This week, the Social Security and Medicare Trustees issued their annual report to Congress, affirming that Social Security is sound and in no immediate danger. Rather, the program continues to run large surpluses in spite of the economic downturn. The Trustees project that Social Security will be able to pay full benefits until 2037, four years earlier than the last projection. The report further shows that rapidly rising health care costs threaten Medicare’s solvency as early as 2017, confirming that health care is the crisis, not entitlements. The report has sparked renewed calls for action to address these issues.
Dr. Alicia Munnell, director of the Center for Retirement Research, wrote a commentary piece this week, “Social Security Healthier than Your 401(k)”. The piece focuses on the importance of Social Security and its exceptional functionality in comparison to the private retirement system and is a great realistic argument about plausible minor changes to Social Security to increase its longevity.
For so many elders across the country, Social Security is a steady source of income they can count on. In Minnesota, nearly 20% of elders depend on Social Security as their sole source of income, as cited in the state’s Elder Economic Security Initiative™ policy brief: “Elders Living on the Edge: When Meeting Basic Needs Exceeds Available Income in Minnesota”. In New Jersey, more than 25% of elders receive Social Security as their only source of income, as cited in the New Jersey Policy Brief. Social Security alone is not enough for elders to make ends meet, but without it as income, some elders would have nothing. According to the national Elder Economic Security Standard™ Index, Social Security provides on average about 60% of the income need by a woman to achieve economic security when living mortgage free. With the three legged stool of retirement – Social Security, pension and private savings – dissolving, more and more seniors are relying on Social Security alone in retirement. At WOW, we hope the adequacy of Social Security in retirement to meet basic need can receive equal policy attention as solvency receives.

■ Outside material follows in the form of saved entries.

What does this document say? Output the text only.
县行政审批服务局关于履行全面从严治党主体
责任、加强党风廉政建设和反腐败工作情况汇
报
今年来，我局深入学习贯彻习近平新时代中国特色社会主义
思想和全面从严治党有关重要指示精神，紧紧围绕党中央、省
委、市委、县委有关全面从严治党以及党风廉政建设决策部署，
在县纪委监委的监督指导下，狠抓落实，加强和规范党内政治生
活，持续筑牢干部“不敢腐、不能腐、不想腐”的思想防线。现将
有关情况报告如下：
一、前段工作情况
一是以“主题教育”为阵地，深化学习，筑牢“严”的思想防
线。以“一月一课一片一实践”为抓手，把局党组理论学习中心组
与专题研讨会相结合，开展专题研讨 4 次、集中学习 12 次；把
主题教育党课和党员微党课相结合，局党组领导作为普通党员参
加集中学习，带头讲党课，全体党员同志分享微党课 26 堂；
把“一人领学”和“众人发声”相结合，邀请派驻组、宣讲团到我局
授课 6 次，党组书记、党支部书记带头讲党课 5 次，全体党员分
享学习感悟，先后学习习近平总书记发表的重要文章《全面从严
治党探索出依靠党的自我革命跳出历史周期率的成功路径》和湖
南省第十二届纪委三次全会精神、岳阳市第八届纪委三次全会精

Social Security is still a bedrock government program that continues to pay out benefits to 35 million retirees and their spouses on time each month. Given the latest news of its solvency will no doubt continue to increase discussion about changing the program sooner rather than later to maintain its effectiveness. As Congress begins deliberating more seriously about the issue, we hope they will take into account the vital role Social Security plays in the lives of elders, and also realize that Social Security alone does not make our elders economically secure.